俺はここで休んでいる……早く会って、仲間と合流し……ろ……」
レイガスは倒れた――
「レイガスっ! だめだ、死ぬな!」
しかし――
「ティレックス……そう思ったら頼むから寝かしてくれよ、
こう――しばらく倒れていると落ち着くんだ、流血ももう少しで止みそうだし――
辛いのは辛いが意識もはっきりしている感じだし、
それに救援を呼んでいるからお前は早く行くんだ――」
「えっ――あっ……ああ、それは悪かったな――」
なんだか意外と大丈夫そうだった、アーシェリスたちも心配したが大事には至らないらしい。
さらに監獄の中の人を助けようとしたが、
なんとか無事だったリベルニアの兵士もいたし、それに何より監獄の大部分が地下にあったこともあり、
地下のほうは火事による被害は少なく、心配をするほどではなかったようだ。
アーシェリスたちは気になっていたことがあった、ここまでの出来事を見るに当然と言えば当然だが――。
「ティレックス……”君”、でいいかな?」
「まあ……年上みたいだから別に好きに呼んでいただければ」
ティレックスとバディファは話をしていた。
「そうか、それなら遠慮なくティレックス君と呼ばせてもらおう。
何故、キミらアルドラスティスはこのリベルニアに?」
リベルナ監獄での出来事が起こっているような場所にどのような用事があるのだろうか、
そういう意味では気にならないわけがない。
しかし、当のティレックスは首をかしげて考えていた。
「いや、実は俺もよくわかっていないんだ。
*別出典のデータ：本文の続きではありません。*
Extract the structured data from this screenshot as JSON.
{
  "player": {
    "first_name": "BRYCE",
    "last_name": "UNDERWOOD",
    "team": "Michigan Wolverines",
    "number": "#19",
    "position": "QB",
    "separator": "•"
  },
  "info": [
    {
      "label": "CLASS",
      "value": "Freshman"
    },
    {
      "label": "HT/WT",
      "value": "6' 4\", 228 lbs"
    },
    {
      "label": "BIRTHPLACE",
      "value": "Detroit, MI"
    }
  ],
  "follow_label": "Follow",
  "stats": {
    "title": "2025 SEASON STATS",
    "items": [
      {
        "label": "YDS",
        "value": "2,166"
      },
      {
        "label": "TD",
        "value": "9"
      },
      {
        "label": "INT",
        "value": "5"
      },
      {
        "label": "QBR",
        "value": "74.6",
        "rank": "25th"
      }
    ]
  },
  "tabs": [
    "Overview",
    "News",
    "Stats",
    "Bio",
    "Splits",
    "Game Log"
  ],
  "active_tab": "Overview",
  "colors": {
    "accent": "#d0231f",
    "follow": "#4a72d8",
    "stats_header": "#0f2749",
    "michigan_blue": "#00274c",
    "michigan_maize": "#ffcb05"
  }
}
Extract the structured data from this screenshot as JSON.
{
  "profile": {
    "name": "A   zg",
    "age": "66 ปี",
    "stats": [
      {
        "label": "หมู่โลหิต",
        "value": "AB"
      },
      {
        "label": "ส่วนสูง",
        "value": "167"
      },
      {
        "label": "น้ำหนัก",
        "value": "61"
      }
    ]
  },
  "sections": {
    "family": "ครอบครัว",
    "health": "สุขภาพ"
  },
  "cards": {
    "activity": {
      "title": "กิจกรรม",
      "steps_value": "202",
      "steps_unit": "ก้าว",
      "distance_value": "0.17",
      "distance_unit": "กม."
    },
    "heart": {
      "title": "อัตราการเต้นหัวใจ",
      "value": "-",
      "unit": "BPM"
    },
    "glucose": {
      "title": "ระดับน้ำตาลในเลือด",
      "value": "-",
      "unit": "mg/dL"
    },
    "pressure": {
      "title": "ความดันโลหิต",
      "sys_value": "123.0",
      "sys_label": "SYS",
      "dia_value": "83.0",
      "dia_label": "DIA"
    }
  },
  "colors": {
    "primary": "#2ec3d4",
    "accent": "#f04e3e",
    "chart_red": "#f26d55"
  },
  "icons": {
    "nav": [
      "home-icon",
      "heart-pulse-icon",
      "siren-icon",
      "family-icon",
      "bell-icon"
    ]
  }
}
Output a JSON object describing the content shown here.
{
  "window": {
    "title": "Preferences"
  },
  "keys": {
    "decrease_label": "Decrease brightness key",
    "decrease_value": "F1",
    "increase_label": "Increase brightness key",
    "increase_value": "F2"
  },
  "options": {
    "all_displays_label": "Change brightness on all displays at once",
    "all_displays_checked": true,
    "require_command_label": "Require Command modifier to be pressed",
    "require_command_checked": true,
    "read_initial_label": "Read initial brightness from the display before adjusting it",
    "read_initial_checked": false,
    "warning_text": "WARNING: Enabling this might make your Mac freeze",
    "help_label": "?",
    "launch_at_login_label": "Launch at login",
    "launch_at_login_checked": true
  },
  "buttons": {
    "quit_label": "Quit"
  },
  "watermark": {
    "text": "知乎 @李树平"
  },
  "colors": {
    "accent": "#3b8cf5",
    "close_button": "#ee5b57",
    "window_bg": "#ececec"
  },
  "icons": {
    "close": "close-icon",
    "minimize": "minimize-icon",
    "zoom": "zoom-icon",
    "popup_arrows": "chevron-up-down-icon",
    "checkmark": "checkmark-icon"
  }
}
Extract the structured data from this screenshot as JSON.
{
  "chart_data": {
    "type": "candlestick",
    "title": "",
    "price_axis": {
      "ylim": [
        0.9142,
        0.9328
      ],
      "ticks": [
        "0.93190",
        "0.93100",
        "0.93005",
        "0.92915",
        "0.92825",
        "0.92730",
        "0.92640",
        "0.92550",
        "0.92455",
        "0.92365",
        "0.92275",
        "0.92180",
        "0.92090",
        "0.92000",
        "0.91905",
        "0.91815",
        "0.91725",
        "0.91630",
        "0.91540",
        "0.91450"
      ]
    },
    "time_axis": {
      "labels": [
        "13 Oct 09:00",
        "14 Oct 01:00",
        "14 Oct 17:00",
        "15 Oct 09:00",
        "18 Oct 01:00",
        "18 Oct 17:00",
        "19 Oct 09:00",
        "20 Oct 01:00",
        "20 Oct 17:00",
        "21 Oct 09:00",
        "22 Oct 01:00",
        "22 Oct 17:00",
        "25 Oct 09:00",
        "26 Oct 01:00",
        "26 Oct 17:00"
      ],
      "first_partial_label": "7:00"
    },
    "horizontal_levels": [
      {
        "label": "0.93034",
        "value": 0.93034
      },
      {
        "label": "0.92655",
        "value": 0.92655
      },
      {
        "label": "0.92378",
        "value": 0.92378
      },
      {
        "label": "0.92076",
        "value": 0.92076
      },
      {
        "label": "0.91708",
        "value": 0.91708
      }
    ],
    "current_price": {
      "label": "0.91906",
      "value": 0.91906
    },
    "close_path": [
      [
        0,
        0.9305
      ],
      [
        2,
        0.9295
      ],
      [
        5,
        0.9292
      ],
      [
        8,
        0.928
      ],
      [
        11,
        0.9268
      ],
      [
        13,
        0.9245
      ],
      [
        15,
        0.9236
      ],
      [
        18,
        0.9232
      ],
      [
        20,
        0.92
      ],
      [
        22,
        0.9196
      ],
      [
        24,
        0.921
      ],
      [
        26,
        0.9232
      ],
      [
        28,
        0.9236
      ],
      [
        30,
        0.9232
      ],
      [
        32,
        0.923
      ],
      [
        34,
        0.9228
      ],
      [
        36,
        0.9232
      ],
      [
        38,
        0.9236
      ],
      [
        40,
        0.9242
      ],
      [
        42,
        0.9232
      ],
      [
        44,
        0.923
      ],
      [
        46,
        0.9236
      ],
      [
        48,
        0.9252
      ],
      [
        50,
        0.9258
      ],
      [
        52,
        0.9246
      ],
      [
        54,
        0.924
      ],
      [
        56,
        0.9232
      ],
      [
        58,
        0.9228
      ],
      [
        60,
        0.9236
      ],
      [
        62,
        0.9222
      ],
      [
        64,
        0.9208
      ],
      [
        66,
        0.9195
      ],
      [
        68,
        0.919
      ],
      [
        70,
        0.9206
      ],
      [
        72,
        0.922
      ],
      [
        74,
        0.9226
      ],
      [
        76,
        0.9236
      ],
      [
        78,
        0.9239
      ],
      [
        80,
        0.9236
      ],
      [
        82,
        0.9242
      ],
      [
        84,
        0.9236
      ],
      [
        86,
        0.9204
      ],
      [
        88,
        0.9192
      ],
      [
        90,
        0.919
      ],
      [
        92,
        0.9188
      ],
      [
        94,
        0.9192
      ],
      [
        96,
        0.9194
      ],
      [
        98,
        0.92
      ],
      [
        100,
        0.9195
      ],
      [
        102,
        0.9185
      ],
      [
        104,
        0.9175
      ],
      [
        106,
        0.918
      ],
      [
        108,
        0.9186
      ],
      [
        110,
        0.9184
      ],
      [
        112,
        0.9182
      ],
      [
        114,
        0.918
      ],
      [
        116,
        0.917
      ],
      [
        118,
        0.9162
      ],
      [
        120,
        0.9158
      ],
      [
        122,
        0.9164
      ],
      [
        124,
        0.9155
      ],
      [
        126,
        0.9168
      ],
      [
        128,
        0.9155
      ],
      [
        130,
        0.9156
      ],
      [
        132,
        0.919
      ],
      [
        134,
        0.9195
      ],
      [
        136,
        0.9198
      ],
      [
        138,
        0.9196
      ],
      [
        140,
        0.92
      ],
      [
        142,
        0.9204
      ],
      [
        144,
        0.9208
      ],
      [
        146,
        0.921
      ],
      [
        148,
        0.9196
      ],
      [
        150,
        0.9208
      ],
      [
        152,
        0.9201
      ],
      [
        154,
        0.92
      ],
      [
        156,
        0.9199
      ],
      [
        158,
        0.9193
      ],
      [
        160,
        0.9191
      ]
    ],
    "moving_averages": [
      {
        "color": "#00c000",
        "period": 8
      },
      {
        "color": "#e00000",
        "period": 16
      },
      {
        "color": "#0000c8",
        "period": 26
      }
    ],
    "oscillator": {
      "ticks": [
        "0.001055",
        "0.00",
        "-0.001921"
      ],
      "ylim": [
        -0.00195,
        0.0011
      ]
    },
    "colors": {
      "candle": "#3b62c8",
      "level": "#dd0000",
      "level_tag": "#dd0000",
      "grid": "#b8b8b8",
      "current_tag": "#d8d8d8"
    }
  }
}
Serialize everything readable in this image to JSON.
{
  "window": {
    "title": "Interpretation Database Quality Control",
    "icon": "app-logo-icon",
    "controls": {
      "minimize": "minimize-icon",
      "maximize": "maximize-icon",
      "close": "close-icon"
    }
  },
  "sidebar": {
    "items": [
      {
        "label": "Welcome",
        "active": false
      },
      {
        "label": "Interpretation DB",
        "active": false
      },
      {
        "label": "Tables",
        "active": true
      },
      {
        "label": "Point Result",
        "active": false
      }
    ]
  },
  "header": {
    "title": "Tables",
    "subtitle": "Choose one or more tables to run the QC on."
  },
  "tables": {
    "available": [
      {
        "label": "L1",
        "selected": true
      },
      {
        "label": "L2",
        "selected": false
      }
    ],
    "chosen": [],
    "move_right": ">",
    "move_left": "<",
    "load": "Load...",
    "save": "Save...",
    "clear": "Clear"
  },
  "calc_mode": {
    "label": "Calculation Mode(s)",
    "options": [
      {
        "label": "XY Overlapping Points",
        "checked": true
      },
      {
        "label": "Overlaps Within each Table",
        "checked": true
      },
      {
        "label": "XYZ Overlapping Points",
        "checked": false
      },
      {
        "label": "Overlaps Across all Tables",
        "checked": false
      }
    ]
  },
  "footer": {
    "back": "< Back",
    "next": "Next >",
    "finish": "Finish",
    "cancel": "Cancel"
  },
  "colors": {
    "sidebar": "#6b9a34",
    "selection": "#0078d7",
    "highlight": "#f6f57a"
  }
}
多分、俺が一番よく知っていないかも。
さっきのレイガスなら事情は知っているんだろうけど――」
分かっていないというのは……ティレックスは話を続けた。
「俺はそもそも、ここで仲間と合流しろっていう話をアール将軍から訊いただけでしかないんだ」
「合流する?」
「そう、それしか訊かされていないんだけど――参ったな――」
そして、とうとう此度のレイガスの負傷によって、
ティレックスさえも予想だにしないことが起きていることを改めて知らされることになったということだそうだ。
「さっきの人、大丈夫だったのかな……?」
クレンスが心配していた。
「ああ、あいつが大丈夫というのなら大丈夫だろう、
一緒に戦場を切り抜けてきた仲だし、ああ言う以上は信用するほかない」
「そっか、仲間ってそういうもんなんだね」
「そうだな、あいつとは幼馴染で、それ以来の親友だからな――」
幼馴染――アーシェリスたちには思うところが勿論あった。
「ねえ、兄さん――」
「そうだな! フェリオースも――多分、何かわけがあって非行に走っているだけなんだろう、俺はあいつを信じている!」
「私もだよ、兄さん!」
そうとも、フェリオースは”エクスフォス・ガラディウシス”に加担するようなやつじゃない!
アーシェリスはそう意気込んでいた。